Neste filme – com uma banda sonora impecável e uma abordagem frontal aos sentimentos decorrentes de (re)construções de vidas com mais passos atrás do que à frente – não há vítimas nem vilões. Há pessoas. E para isso é vital a representação contrastante entre a atração do par Efira (brilhante em todas as cenas) e Zem (lento e introspetivo), e o papel das demais personagens (que, cheias de naturalidade, causam avanços na arquitetura chã dos cenários e da vibrante narrativa). O realismo e a fantasia, o romantismo e a sinceridade, o humor e a seriedade, o ritmo certo e, por fim, a luminosidade intrigante são deliciosos, mas mereciam diálogos mais finos.

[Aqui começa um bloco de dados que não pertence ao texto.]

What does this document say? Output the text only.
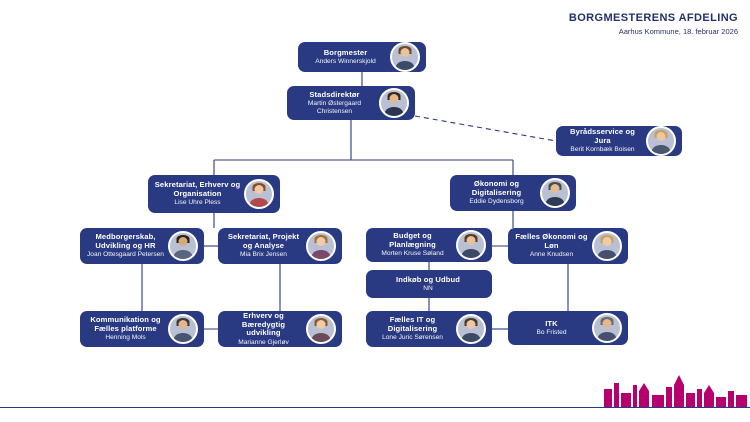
BORGMESTERENS AFDELING
Aarhus Kommune, 18. februar 2026
Borgmester
Anders Winnerskjold
Stadsdirektør
Martin Østergaard Christensen
Byrådsservice og Jura
Berit Kornbæk Boisen
Sekretariat, Erhverv og Organisation
Lise Uhre Pless
Økonomi og Digitalisering
Eddie Dydensborg
Medborgerskab, Udvikling og HR
Joan Ottesgaard Petersen
Sekretariat, Projekt og Analyse
Mia Brix Jensen
Budget og Planlægning
Morten Kruse Søland
Fælles Økonomi og Løn
Anne Knudsen
Indkøb og Udbud
NN
Kommunikation og Fælles platforme
Henning Mols
Erhverv og Bæredygtig udvikling
Marianne Gjerløv
Fælles IT og Digitalisering
Lone Juric Sørensen
ITK
Bo Fristed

A partir da ótica de um teólogo, este filme tem diversos veios temáticos muito interessantes. O primeiro é o do drama de quem, embora feliz, sente o apelo à maternidade a correr num sentido e o relógio biológico no outro. Quantas mulheres conhecemos que, em nome da liberdade e da carreira, atrasaram compromissos matrimoniais e de geração? As consequências disso e do eventual “não dar à vida” podem ser dilacerantes, mesmo para quem afirma querer romper com as tradicionais expectativas do passado. Mas há a possibilidade de, mesmo assim, se encontrar felicidade, conquanto não se torne os “filhos dos outros” em moeda de troca para aquela.

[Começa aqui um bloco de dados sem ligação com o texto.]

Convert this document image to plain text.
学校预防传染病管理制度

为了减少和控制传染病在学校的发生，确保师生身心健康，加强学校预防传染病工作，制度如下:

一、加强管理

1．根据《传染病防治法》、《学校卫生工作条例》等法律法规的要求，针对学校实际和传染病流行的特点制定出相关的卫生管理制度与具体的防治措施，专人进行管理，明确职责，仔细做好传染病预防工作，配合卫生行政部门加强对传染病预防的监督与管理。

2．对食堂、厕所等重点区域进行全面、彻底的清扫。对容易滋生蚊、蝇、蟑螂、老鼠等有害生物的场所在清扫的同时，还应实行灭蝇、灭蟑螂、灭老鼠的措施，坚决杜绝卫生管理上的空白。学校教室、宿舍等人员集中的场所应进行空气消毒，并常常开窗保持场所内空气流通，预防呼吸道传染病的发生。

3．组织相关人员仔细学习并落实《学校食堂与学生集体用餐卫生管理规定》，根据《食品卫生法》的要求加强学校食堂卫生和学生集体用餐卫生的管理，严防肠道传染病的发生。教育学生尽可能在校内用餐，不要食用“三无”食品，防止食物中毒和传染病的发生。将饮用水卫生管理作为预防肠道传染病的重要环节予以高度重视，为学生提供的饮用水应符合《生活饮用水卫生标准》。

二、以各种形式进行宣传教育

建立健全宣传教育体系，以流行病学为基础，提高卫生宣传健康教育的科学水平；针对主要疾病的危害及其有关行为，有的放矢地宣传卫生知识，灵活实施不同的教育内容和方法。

O segundo é o do valor da vida humana quando se não tem filhos ou, então, se opta por ser, ou (por vezes dolorosamente) se vê a viver sendo, celibatário. A construção da identidade própria e do sentido desta, diante do um cenário mais comum (por vezes idealizado) que pode gerar perceções de exclusão, pode ser mais difícil, mas não impossível. Basta olhar, por exemplo, para Jesus. A vida permanece amável e ninguém é jamais privado do amor de Deus nem dos demais a quem procura para – com bondade, generosidade alegria e coragem – se fazer próximo. A ação amorosa assim vivida, embora com mais limites e menos instintiva (mas talvez justamente mais preciosa), cria hábitos que podem engendrar sentimentos que enchem a nossa alma e, às vezes só por interstícios, iluminam onde a história da nossa vida de amor encaixa na história de Deus.

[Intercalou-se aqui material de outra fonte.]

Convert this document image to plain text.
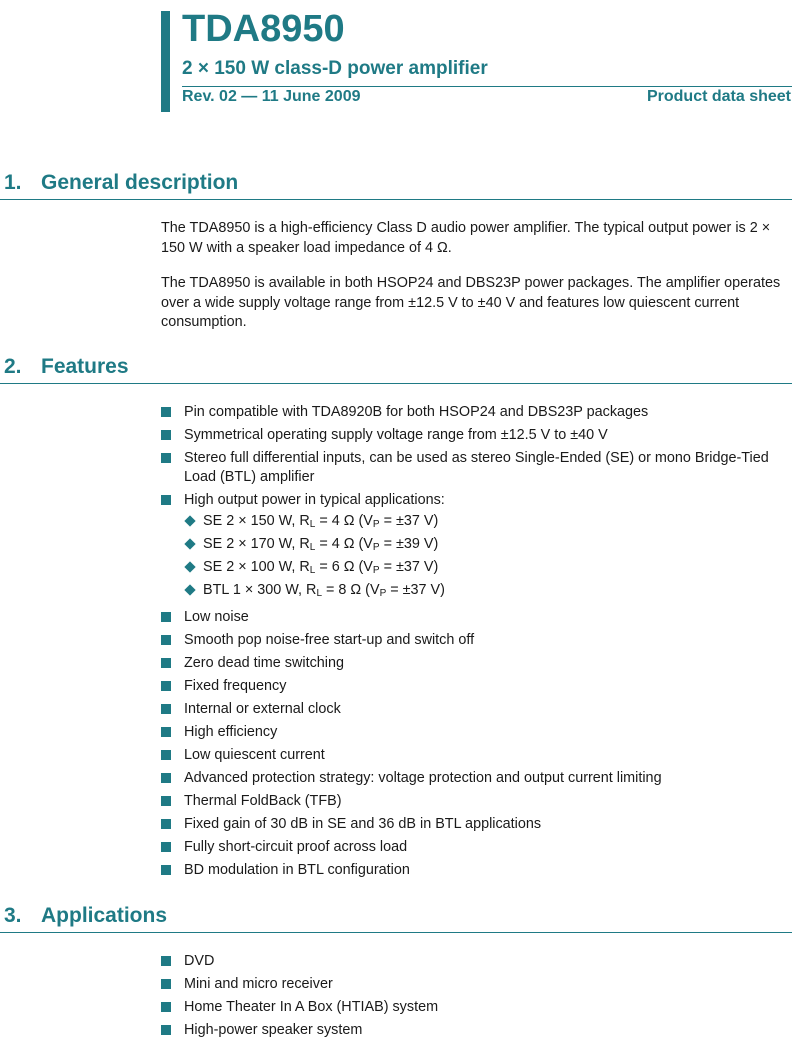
TDA8950
2 × 150 W class-D power amplifier
Rev. 02 — 11 June 2009	Product data sheet
1. General description

The TDA8950 is a high-efficiency Class D audio power amplifier. The typical output power is 2 × 150 W with a speaker load impedance of 4 Ω.

The TDA8950 is available in both HSOP24 and DBS23P power packages. The amplifier operates over a wide supply voltage range from ±12.5 V to ±40 V and features low quiescent current consumption.

2. Features
Pin compatible with TDA8920B for both HSOP24 and DBS23P packages
Symmetrical operating supply voltage range from ±12.5 V to ±40 V
Stereo full differential inputs, can be used as stereo Single-Ended (SE) or mono Bridge-Tied Load (BTL) amplifier
High output power in typical applications:
SE 2 × 150 W, $R_L = 4$ Ω ($V_P = \pm 37$ V)
SE 2 × 170 W, $R_L = 4$ Ω ($V_P = \pm 39$ V)
SE 2 × 100 W, $R_L = 6$ Ω ($V_P = \pm 37$ V)
BTL 1 × 300 W, $R_L = 8$ Ω ($V_P = \pm 37$ V)
Low noise
Smooth pop noise-free start-up and switch off
Zero dead time switching
Fixed frequency
Internal or external clock
High efficiency
Low quiescent current
Advanced protection strategy: voltage protection and output current limiting
Thermal FoldBack (TFB)
Fixed gain of 30 dB in SE and 36 dB in BTL applications
Fully short-circuit proof across load
BD modulation in BTL configuration
3. Applications
DVD
Mini and micro receiver
Home Theater In A Box (HTIAB) system
High-power speaker system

Enfim, temos o tema das novas formas de formação de relações afetivo-familiares. São tão reais como Deus. Não as devemos ignorar nem ostracizar quem as vive. Mais: devemos fazer tudo para impedir que a tristeza, que nelas possa certamente advir, oculte os pequenos dons divinos que, também através das nossas comunidades eclesiais, lhes chegam. Isto mostra que a nossa vida tem mais do que um aspeto; tem uma miríade de ensejos conquanto não os absolutizemos, antes os asilemos em Jesus. Afinal, o cerne numa mulher (como ocorre nesta obra) não é ser ou não mãe, mas ser mulher n’Aquele.
(* França, 2022; dirigido por Rebecca Zlotowski; com Virginie Efira, Roschdy Zem, Chiara Mastroianni; Yamée Couture e Callie Ferreira-Gonçalves).